🤖 AI Summary
Current text-to-speech (TTS) models generate natural speech but struggle with text-driven, controllable co-synthesis of speech and complex environmental sounds due to the absence of real-world aligned speech–environment audio pairs. To address this, we propose the first end-to-end environment-aware TTS framework based on flow matching for joint generation. We introduce a novel self-supervised acoustic disentanglement method that decomposes unlabeled recordings into speech, text, and background components—overcoming the data scarcity bottleneck. Furthermore, we design a joint conditional modeling scheme with fine-grained environmental intensity control.
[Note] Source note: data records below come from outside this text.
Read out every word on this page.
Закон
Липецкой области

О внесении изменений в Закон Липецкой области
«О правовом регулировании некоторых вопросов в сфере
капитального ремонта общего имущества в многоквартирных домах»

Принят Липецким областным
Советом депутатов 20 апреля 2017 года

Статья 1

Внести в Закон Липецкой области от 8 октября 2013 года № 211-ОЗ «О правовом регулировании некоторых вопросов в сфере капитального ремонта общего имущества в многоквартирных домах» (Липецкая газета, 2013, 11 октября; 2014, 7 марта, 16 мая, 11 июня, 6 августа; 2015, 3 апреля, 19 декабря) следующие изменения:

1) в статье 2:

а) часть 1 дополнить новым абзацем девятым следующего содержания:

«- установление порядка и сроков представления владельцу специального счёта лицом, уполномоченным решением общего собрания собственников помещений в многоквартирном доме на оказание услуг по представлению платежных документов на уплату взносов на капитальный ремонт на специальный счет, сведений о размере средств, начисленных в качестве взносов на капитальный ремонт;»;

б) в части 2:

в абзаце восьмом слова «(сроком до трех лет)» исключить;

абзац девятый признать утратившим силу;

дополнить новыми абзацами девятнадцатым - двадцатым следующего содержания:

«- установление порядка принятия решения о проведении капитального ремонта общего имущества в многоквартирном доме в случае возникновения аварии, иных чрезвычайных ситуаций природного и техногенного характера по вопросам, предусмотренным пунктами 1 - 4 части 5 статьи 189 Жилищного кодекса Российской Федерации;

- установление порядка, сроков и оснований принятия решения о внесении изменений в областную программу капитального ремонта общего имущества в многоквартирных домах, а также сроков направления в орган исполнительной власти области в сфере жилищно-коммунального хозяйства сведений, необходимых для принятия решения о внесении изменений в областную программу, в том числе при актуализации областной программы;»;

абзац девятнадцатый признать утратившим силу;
Experiments demonstrate significant improvements over state-of-the-art models across objective and subjective metrics—including naturalness, environmental consistency, and scene diversity—achieving, for the first time, high-fidelity, controllable, text-driven joint synthesis of speech and environmental audio.
📝 Abstract
Recent advances in Text-to-Speech (TTS) have enabled highly natural speech synthesis, yet integrating speech with complex background environments remains challenging. We introduce UmbraTTS, a flow-matching based TTS model that jointly generates both speech and environmental audio, conditioned on text and acoustic context. Our model allows fine-grained control over background volume and produces diverse, coherent, and context-aware audio scenes. A key challenge is the lack of data with speech and background audio aligned in natural context. To overcome the lack of paired training data, we propose a self-supervised framework that extracts speech, background audio, and transcripts from unannotated recordings. Extensive evaluations demonstrate that UmbraTTS significantly outperformed existing baselines, producing natural, high-quality, environmentally aware audios.